Anti-vaxxers will be grounded in the brave new world, with Mr Joyce confirming vaccination will be a requirement to fly internationally.
Mr Joyce has repeatedly warned that international air travel won’t resume until there’s a vaccine available for staff and travellers, but on Monday night he went a step further, telling A Current Affair host Tracy Grimshaw that as soon as a vaccine becomes available it will be a condition of travel.
“For international travellers, we will ask people to have a vaccination before they get on the aircraft,’’ he said.

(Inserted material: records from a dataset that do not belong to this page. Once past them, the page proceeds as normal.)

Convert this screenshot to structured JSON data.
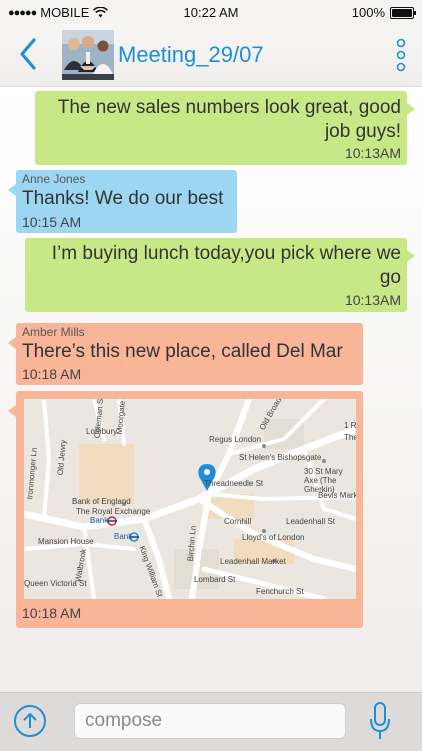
{
  "status_bar": {
    "carrier": "MOBILE",
    "time": "10:22 AM",
    "battery": "100%"
  },
  "header": {
    "title": "Meeting_29/07",
    "back_icon": "chevron-left-icon",
    "more_icon": "vertical-dots-icon"
  },
  "messages": [
    {
      "direction": "outgoing",
      "text": "The new sales numbers look great, good job guys!",
      "time": "10:13AM"
    },
    {
      "direction": "incoming",
      "sender": "Anne Jones",
      "text": "Thanks! We do our best",
      "time": "10:15 AM"
    },
    {
      "direction": "outgoing",
      "text": "I’m buying lunch today,you pick where we go",
      "time": "10:13AM"
    },
    {
      "direction": "incoming",
      "sender": "Amber Mills",
      "text": "There’s this new place, called Del Mar",
      "time": "10:18 AM"
    },
    {
      "direction": "incoming",
      "type": "location",
      "time": "10:18 AM"
    }
  ],
  "map": {
    "labels": [
      "Lothbury",
      "Bank of England",
      "The Royal Exchange",
      "Bank",
      "Bank",
      "Mansion House",
      "Regus London",
      "St Helen's Bishopsgate",
      "30 St Mary Axe (The Gherkin)",
      "Bevis Marks",
      "Threadneedle St",
      "Cornhill",
      "Leadenhall St",
      "Lloyd's of London",
      "Leadenhall Market",
      "Lombard St",
      "Fenchurch St",
      "Old Broad St",
      "Coleman St",
      "Moorgate",
      "Old Jewry",
      "Ironmonger Ln",
      "Walbrook",
      "King William St",
      "Birchin Ln",
      "Queen Victoria St",
      "1 Ri",
      "The"
    ]
  },
  "compose": {
    "placeholder": "compose",
    "send_icon": "arrow-up-icon",
    "mic_icon": "microphone-icon"
  },
  "colors": {
    "accent": "#1e8fd6",
    "outgoing_bubble": "#c8e888",
    "incoming_blue": "#9dd6f2",
    "incoming_orange": "#f8b598"
  }
}
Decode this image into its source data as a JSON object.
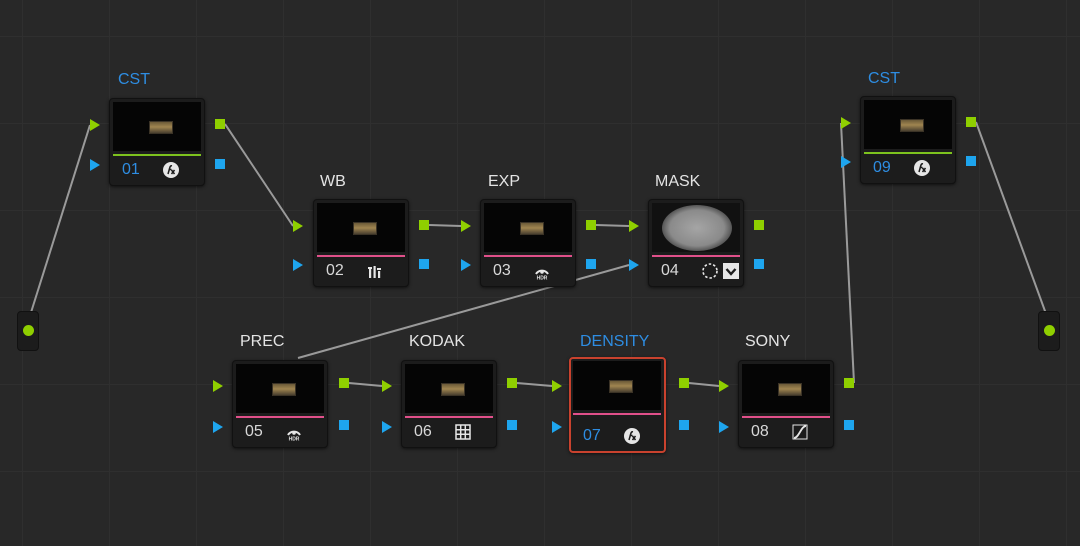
{
  "nodes": [
    {
      "id": "01",
      "label": "CST",
      "label_color": "blue",
      "num": "01",
      "num_color": "blue",
      "icon": "fx-icon",
      "bar": "green-bar"
    },
    {
      "id": "02",
      "label": "WB",
      "label_color": "white",
      "num": "02",
      "num_color": "white",
      "icon": "levels-icon",
      "bar": "pink-bar"
    },
    {
      "id": "03",
      "label": "EXP",
      "label_color": "white",
      "num": "03",
      "num_color": "white",
      "icon": "hdr-icon",
      "bar": "pink-bar"
    },
    {
      "id": "04",
      "label": "MASK",
      "label_color": "white",
      "num": "04",
      "num_color": "white",
      "icon": "window-mask-icon",
      "bar": "pink-bar"
    },
    {
      "id": "05",
      "label": "PREC",
      "label_color": "white",
      "num": "05",
      "num_color": "white",
      "icon": "hdr-icon",
      "bar": "pink-bar"
    },
    {
      "id": "06",
      "label": "KODAK",
      "label_color": "white",
      "num": "06",
      "num_color": "white",
      "icon": "lut-grid-icon",
      "bar": "pink-bar"
    },
    {
      "id": "07",
      "label": "DENSITY",
      "label_color": "blue",
      "num": "07",
      "num_color": "blue",
      "icon": "fx-icon",
      "bar": "pink-bar",
      "selected": true
    },
    {
      "id": "08",
      "label": "SONY",
      "label_color": "white",
      "num": "08",
      "num_color": "white",
      "icon": "curves-icon",
      "bar": "pink-bar"
    },
    {
      "id": "09",
      "label": "CST",
      "label_color": "blue",
      "num": "09",
      "num_color": "blue",
      "icon": "fx-icon",
      "bar": "green-bar"
    }
  ],
  "connections": [
    [
      "source",
      "01"
    ],
    [
      "01",
      "02"
    ],
    [
      "02",
      "03"
    ],
    [
      "03",
      "04"
    ],
    [
      "05",
      "04"
    ],
    [
      "05",
      "06"
    ],
    [
      "06",
      "07"
    ],
    [
      "07",
      "08"
    ],
    [
      "08",
      "09"
    ],
    [
      "09",
      "output"
    ]
  ],
  "colors": {
    "background": "#282828",
    "node_bg": "#1c1c1c",
    "rgb_port": "#8fcf00",
    "alpha_port": "#1ea5ee",
    "label_blue": "#2e8de2",
    "pink_bar": "#e0508a",
    "green_bar": "#7dc21e",
    "selection": "#c9422e"
  }
}
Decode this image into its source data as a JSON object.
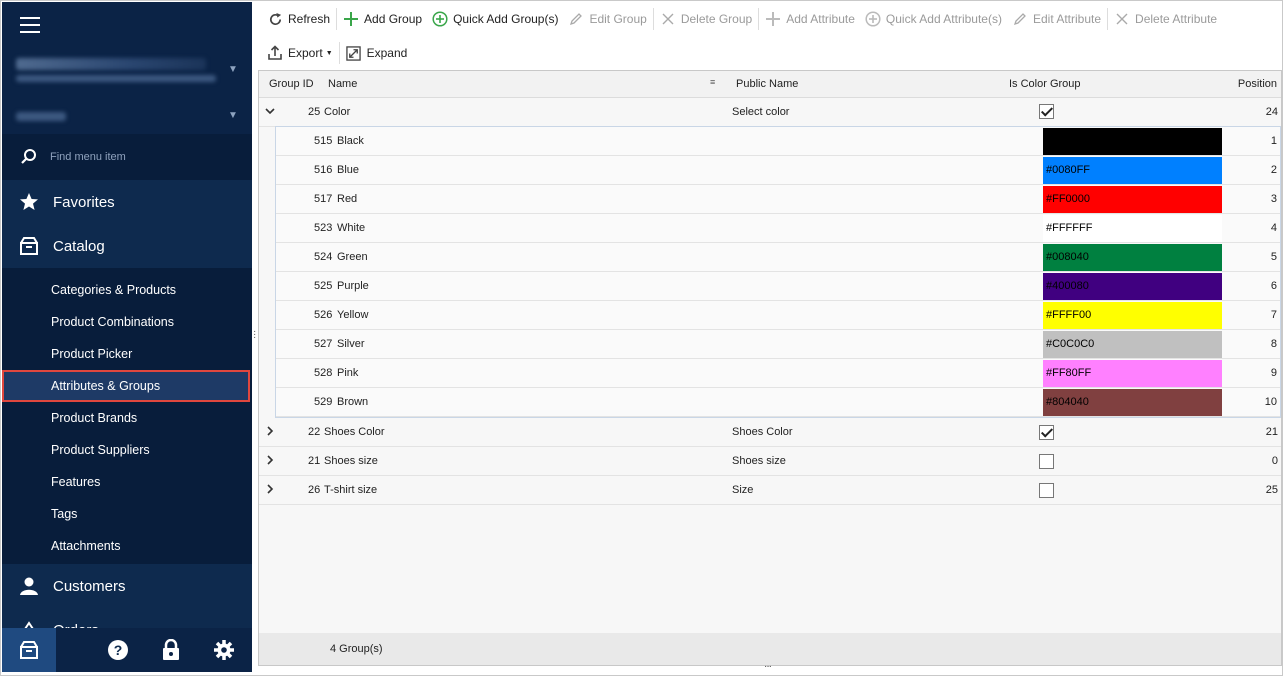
{
  "sidebar": {
    "search_placeholder": "Find menu item",
    "favorites": "Favorites",
    "catalog": "Catalog",
    "catalog_items": [
      "Categories & Products",
      "Product Combinations",
      "Product Picker",
      "Attributes & Groups",
      "Product Brands",
      "Product Suppliers",
      "Features",
      "Tags",
      "Attachments"
    ],
    "customers": "Customers",
    "orders": "Orders"
  },
  "toolbar": {
    "refresh": "Refresh",
    "add_group": "Add Group",
    "quick_add_group": "Quick Add Group(s)",
    "edit_group": "Edit Group",
    "delete_group": "Delete Group",
    "add_attribute": "Add Attribute",
    "quick_add_attribute": "Quick Add Attribute(s)",
    "edit_attribute": "Edit Attribute",
    "delete_attribute": "Delete Attribute",
    "export": "Export",
    "expand": "Expand"
  },
  "grid": {
    "columns": {
      "group_id": "Group ID",
      "name": "Name",
      "public_name": "Public Name",
      "is_color_group": "Is Color Group",
      "position": "Position"
    },
    "groups": [
      {
        "id": "25",
        "name": "Color",
        "public_name": "Select color",
        "is_color": true,
        "position": "24",
        "expanded": true
      },
      {
        "id": "22",
        "name": "Shoes Color",
        "public_name": "Shoes Color",
        "is_color": true,
        "position": "21",
        "expanded": false
      },
      {
        "id": "21",
        "name": "Shoes size",
        "public_name": "Shoes size",
        "is_color": false,
        "position": "0",
        "expanded": false
      },
      {
        "id": "26",
        "name": "T-shirt size",
        "public_name": "Size",
        "is_color": false,
        "position": "25",
        "expanded": false
      }
    ],
    "attributes": [
      {
        "id": "515",
        "name": "Black",
        "color": "#000000",
        "color_label": "",
        "position": "1"
      },
      {
        "id": "516",
        "name": "Blue",
        "color": "#0080FF",
        "color_label": "#0080FF",
        "position": "2"
      },
      {
        "id": "517",
        "name": "Red",
        "color": "#FF0000",
        "color_label": "#FF0000",
        "position": "3"
      },
      {
        "id": "523",
        "name": "White",
        "color": "#FFFFFF",
        "color_label": "#FFFFFF",
        "position": "4"
      },
      {
        "id": "524",
        "name": "Green",
        "color": "#008040",
        "color_label": "#008040",
        "position": "5"
      },
      {
        "id": "525",
        "name": "Purple",
        "color": "#400080",
        "color_label": "#400080",
        "position": "6"
      },
      {
        "id": "526",
        "name": "Yellow",
        "color": "#FFFF00",
        "color_label": "#FFFF00",
        "position": "7"
      },
      {
        "id": "527",
        "name": "Silver",
        "color": "#C0C0C0",
        "color_label": "#C0C0C0",
        "position": "8"
      },
      {
        "id": "528",
        "name": "Pink",
        "color": "#FF80FF",
        "color_label": "#FF80FF",
        "position": "9"
      },
      {
        "id": "529",
        "name": "Brown",
        "color": "#804040",
        "color_label": "#804040",
        "position": "10"
      }
    ],
    "footer": "4 Group(s)"
  },
  "colors": {
    "sidebar_bg": "#0e2a4e",
    "active_border": "#e0473e",
    "add_green": "#3aa64a"
  }
}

“Certainly, for international visitors coming out and people leaving the country we think that’s a necessity.”
If anti-vaxxers want to try alternative airlines, Mr Joyce predicted they won’t be travelling far.
“I think that’s going to be a common thing talking to my colleagues in other airlines around the globe,’’ he said.
The revelation prompted ABC presenter Tracey Holmes to ask on Twitter: “Hello all my legal friends … is this legal?.”
Another journalist, The Australian’s cricket writer Peter Lalor, replied, “I hope so.”
Prime Minister Scott Morrison has previously suggested vaccination will be “as mandatory as you can possibly make it” before walking those comments back in recent months.
“There are always exemptions for any vaccine on medical grounds, but that should be the only basis,” he said in August.
But just hours later, Mr Morrison told listeners on Sydney radio station 2GB that the Government would not make vaccination mandatory.
“It’s not going to be compulsory to have the vaccine,” he said.
“I mean, we can’t hold someone down and make them take it.”
The Qantas boss Alan Joyce is hoping to be back up to 60 per cent of the old business by Christmas as domestic flights resume between Sydney and Melbourne.
“If we can get Melbourne and Sydney back to where it was pre-COVID that will be 3000 people that didn’t have a role, were stood down, were working at Woolworths, somewhere else that are working for the airline again,’ he said.
Mr Joyce revealed 25,000 seats sold within 48 hours as soon as travel between NSW and Victoria opened up this month.
But it could be a long time before travel resumes to COVID-19 hot spots.
“Unfortunately with the levels of the virus in the United States and in Europe, we’re not going to see operations to those destinations in any real strength until we see a vaccine being rolled out, which is likely towards the end of 2021,” Mr Joyce said.